C++ two array element search

Question

i've come across a problem.

How do i check if an array has two,or more elements in a sequence.

For example,let's say i have an array

1,2,3,6,7,8,4,5

and i want to check if it has numbers 6,7,8 but in that sequence.

For example,if it would be

1,2,3,7,6,8,4,5

it would return false.

I know that it's pretty easy with one element,just make a for loop,but i can't figure out how to search for two or more arrays,and in the sequence i want them to be.

Answer 1

This is should yield O(n):
(edit: but it works correctly only with sequences that don't contain cycles)

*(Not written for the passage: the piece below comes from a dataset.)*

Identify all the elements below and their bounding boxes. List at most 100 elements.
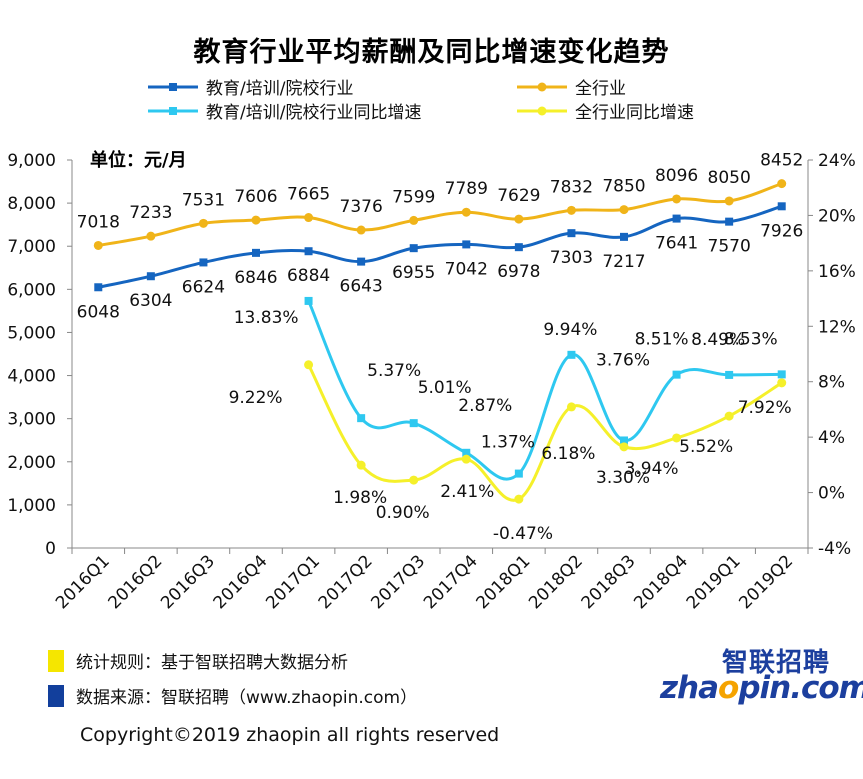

bool has_a_sequence(const std::vector<int>& where, const std::vector<int>& seq_no_cycles)
{
    if(!seq_no_cycles.size())
    {
        return false;
    }
    std::vector<int>::const_iterator where_iter;
    std::vector<int>::const_iterator seq_iter = seq_no_cycles.begin();    
    for(where_iter = where.begin(); where_iter != where.end(); where_iter++)
    {
        if(*where_iter == *seq_iter)
        {
            seq_iter++;
            if(seq_iter == seq_no_cycles.end())
            {
                break;
            }
        }
        else
        {
            seq_iter = seq_no_cycles.begin();
            if(*where_iter == *seq_iter)
            {
                seq_iter++;
            }
        }
    }
    return seq_iter == seq_no_cycles.end();
}

Answer 2

There's an algorithm for that: std::search. Use it and don't care (only care if you want have something sophisticated that is faster than O(n·m)).

// will be superfluous in C++11
template <typename T, std::size_t N> T *begin(T (&arr)[N]) { return arr; }
template <typename T, std::size_t N> T *end  (T (&arr)[N]) { return &arr[N]; }

int main()
{
  int array[] = {1,2,3,6,7,8,4,5};
  int check[] = {6,7,8};

  int *position = std::search(begin(array), end(array), begin(check), end(check));
  if (position != end(array))
    std::cout << "found at position " << position - array << '\n';
  else
    std::cout << "not found\n";
}